Lookup usage during ingestion

Hi,

I am using Druid 0.16.

I have lookup defined, and it works fine during query time (SQL). I am trying to use lookup in ingestion spec.

According to documentation (http://druid.incubator.apache.org/docs/latest/misc/math-expr.html), lookup ii ingestion spec is possible. When i try the following

“transforms”: [

{

“type”: “expression”,

“name”: “location_desc”,

“expression”: “lookup(“DOLocationID”,‘location_to_zone’)”

}

]

It results in error stating “Lookup [location_to_zone] not found”.

My question is, is it possible to use lookup during ingestion? If yes, is there any specific configuration to be done in lookup definition?

Please help.

Regards, Chari.

Hi Lakshminarayana,
I think it is possible to use lookups during ingestion as well.

Can you post your complete ingestion spec?

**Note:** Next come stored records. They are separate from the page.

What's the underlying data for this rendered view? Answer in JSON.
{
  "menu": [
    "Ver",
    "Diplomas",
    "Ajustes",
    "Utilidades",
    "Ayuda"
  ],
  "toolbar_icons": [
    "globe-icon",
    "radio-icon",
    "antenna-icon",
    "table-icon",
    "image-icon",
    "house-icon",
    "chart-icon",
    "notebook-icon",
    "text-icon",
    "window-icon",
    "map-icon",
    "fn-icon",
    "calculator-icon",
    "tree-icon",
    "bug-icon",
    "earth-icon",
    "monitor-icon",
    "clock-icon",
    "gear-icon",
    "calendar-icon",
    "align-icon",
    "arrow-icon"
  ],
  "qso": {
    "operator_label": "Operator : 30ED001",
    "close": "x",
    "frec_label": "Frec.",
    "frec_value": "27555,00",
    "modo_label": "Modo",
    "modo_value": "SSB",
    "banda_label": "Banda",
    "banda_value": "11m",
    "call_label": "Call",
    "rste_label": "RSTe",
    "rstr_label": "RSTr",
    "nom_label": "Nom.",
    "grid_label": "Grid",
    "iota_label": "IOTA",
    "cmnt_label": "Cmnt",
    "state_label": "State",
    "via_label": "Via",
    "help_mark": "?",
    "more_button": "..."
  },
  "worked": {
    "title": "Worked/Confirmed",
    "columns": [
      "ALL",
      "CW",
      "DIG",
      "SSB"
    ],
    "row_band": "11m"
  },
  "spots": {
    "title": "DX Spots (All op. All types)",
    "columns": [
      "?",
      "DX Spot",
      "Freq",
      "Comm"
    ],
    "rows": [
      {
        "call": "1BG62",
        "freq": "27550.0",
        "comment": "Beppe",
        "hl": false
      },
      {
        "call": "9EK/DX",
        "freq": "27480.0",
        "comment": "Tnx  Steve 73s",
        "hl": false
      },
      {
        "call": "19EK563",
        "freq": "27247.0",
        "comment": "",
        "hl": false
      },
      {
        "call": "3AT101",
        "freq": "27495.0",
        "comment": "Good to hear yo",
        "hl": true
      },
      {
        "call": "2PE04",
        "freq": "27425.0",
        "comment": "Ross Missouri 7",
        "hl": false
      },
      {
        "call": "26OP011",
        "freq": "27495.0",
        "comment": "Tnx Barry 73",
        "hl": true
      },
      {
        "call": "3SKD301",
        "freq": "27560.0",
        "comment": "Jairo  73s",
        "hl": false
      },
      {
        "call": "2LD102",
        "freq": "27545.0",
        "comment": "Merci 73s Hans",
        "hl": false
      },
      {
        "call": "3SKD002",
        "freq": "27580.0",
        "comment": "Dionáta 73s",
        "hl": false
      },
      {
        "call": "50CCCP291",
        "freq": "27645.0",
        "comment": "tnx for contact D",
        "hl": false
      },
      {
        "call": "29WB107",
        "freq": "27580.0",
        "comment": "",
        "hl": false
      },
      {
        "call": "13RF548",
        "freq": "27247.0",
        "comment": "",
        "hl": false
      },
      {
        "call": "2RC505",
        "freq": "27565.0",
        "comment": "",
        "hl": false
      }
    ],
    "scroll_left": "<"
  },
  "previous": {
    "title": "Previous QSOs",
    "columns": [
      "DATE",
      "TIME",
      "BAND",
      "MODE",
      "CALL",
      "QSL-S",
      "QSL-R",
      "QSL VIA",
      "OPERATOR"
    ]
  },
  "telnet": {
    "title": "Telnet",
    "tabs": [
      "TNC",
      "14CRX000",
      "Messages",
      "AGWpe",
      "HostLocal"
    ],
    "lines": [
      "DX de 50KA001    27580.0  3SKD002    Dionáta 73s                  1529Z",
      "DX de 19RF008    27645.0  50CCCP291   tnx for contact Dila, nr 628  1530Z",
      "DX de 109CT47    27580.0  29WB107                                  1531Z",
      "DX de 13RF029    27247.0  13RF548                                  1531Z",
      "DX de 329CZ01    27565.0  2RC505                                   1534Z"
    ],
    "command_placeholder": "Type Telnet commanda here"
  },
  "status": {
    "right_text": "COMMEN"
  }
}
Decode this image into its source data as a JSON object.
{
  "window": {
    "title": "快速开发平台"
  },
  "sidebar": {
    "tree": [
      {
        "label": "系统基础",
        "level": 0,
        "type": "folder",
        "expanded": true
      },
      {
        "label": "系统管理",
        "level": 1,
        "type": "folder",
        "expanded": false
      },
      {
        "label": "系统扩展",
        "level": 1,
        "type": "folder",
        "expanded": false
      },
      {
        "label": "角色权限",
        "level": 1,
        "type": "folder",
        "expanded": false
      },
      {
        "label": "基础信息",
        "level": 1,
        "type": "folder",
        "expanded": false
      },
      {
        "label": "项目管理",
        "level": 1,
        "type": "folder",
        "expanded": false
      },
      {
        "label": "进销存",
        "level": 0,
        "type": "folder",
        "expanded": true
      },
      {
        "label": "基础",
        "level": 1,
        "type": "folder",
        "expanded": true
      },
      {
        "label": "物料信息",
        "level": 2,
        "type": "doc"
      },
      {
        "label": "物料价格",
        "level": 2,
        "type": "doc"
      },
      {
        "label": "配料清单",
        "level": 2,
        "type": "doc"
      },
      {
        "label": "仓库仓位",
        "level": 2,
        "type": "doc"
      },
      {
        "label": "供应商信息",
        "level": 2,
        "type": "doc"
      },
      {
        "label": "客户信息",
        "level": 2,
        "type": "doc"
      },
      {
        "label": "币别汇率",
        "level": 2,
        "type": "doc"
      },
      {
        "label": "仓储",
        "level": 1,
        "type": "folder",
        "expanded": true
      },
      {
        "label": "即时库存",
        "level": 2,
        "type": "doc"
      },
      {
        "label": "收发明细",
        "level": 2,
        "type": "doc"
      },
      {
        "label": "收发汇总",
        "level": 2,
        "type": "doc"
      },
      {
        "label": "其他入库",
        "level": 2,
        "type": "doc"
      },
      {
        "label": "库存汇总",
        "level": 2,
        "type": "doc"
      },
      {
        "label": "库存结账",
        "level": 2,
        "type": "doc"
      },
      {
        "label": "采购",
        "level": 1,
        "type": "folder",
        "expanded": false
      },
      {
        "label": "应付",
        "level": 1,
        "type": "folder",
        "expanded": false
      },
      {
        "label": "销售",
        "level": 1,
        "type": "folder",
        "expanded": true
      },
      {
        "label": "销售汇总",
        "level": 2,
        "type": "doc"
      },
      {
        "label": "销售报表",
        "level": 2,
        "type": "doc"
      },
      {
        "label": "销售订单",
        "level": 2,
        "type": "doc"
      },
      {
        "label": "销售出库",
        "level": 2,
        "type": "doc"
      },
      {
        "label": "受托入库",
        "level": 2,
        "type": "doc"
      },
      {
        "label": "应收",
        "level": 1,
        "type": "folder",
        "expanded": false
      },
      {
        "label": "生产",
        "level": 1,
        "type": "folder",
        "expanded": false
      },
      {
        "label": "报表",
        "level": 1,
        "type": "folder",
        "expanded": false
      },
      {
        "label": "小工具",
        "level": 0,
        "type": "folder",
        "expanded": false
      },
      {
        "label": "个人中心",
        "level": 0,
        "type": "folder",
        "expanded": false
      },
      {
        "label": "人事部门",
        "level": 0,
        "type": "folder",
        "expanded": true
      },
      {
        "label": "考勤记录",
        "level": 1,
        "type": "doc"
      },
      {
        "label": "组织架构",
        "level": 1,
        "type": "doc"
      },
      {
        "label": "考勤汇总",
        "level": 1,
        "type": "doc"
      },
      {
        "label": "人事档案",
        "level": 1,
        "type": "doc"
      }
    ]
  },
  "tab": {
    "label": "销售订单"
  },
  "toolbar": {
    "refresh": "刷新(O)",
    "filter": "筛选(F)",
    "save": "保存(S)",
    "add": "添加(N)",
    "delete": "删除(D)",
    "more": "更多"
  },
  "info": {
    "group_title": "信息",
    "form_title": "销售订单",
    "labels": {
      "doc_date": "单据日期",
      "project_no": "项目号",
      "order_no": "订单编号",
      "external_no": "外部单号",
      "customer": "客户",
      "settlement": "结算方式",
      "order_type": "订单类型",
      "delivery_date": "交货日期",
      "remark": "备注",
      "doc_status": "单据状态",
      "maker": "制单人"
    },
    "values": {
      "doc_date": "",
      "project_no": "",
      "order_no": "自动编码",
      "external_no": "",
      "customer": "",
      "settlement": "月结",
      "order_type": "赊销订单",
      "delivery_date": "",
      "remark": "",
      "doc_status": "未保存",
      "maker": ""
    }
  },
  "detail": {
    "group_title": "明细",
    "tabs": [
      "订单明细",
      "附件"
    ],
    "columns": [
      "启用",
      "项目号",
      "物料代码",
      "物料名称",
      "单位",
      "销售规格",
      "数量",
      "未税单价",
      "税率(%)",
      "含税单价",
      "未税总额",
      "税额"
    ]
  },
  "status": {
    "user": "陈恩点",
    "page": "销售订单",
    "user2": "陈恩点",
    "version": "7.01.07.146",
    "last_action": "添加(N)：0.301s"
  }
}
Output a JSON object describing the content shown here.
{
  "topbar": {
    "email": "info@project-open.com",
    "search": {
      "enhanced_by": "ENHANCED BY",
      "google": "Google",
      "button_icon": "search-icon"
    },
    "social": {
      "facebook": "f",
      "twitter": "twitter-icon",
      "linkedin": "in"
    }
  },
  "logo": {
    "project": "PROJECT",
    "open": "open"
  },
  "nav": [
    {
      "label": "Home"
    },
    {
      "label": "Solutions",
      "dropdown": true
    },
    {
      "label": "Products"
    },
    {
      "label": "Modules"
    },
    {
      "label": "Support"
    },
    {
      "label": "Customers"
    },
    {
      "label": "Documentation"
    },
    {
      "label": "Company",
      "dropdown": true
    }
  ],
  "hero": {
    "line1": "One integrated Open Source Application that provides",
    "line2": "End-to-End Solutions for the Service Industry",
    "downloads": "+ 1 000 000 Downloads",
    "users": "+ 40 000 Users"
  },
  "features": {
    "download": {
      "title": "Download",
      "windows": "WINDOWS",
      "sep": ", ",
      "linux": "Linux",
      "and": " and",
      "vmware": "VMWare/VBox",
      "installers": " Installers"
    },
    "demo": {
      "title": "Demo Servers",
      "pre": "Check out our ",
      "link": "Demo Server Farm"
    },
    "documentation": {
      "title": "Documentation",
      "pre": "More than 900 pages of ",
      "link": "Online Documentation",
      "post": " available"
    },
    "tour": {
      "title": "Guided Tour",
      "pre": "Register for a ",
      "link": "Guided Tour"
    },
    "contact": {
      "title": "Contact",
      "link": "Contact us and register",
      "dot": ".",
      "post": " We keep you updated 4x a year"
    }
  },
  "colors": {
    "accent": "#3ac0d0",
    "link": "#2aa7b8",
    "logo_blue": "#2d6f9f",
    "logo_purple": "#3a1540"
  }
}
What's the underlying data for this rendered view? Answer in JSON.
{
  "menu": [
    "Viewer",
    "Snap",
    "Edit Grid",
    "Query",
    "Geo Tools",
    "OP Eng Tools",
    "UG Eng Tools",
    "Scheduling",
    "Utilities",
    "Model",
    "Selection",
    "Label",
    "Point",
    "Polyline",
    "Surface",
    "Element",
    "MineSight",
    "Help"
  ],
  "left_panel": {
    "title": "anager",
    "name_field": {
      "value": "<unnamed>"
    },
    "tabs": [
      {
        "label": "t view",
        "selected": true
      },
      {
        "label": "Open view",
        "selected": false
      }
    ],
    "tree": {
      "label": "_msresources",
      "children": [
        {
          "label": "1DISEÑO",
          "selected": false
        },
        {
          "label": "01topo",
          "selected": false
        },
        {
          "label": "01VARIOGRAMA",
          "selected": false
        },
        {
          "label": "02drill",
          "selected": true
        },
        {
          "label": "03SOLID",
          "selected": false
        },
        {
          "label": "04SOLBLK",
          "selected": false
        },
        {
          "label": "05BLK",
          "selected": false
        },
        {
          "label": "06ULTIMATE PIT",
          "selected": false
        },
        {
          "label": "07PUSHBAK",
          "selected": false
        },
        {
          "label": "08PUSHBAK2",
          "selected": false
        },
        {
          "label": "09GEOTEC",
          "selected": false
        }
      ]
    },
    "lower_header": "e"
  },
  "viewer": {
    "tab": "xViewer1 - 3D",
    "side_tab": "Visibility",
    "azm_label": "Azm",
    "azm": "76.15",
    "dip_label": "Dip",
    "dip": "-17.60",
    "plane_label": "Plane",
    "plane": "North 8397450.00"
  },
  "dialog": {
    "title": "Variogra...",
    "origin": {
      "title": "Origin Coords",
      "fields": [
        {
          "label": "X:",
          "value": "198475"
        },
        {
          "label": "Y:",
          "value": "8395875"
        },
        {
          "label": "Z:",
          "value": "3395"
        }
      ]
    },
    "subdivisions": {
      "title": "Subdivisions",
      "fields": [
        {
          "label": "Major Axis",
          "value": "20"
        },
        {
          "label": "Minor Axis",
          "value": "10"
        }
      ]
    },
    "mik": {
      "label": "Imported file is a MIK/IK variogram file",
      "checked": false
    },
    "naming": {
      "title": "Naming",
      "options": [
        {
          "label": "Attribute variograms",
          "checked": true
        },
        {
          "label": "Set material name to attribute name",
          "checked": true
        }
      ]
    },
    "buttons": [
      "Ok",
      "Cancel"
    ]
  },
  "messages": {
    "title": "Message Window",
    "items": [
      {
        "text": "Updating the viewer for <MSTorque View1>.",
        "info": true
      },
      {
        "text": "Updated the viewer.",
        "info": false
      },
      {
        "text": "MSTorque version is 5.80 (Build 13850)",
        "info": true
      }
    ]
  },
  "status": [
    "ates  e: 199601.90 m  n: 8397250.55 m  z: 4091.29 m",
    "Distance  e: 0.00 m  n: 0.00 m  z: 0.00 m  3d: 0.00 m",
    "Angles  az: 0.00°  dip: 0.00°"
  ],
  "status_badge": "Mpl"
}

Is it batch or streaming ingestion?

Thank you.

–siva

Hi Siva,

Attached file:

  • sample data to ingest

  • ingestion spec

  • lookup definition json

  • sample lookup mapping data.

Regards, Chari.

ingest_lookup_spec.json (1.4 KB)

location_zone_lookup.csv (5.29 KB)

lookup_definition.json (388 Bytes)

yellow_tripdata_sample.csv (1.11 KB)

Hey Chari,

Does the lookup work at query time?

As far as I understand it, any lookups that work at query time should work at ingest time too. If that’s not the case it might be something we should look into. I’d start by double-checking the following,

  1. The lookup is properly loadable and works at query time.

  2. You still have druid.lookup.enableLookupSyncOnStartup = true (as is the default). This is important because otherwise, the lookup won’t be loaded when the ingestion engine initializes.

Gian

Hi Gian,

I jumped the gun quickly. Thanks for your reply.

After changing druid.lookup.enableLookupSyncOnStartup = true (default was false), the ingestion works fine.

Works: lookup(“DOLocationID”,‘location_to_zone’)

does not work: lookup(cast(“DOLocationID” as string),‘location_to_zone’)

Is it not possible to pass nested transformations during lookup? Usecase is say “customer_id” is a column of type numeric. We want to ingest it as numeric (as we dont want to create indexes on these columns). But using lookup on this column we want to populate “first_name” for each “customer_id”. In such as case we have to use cast and then lookup.

Regards, Chari.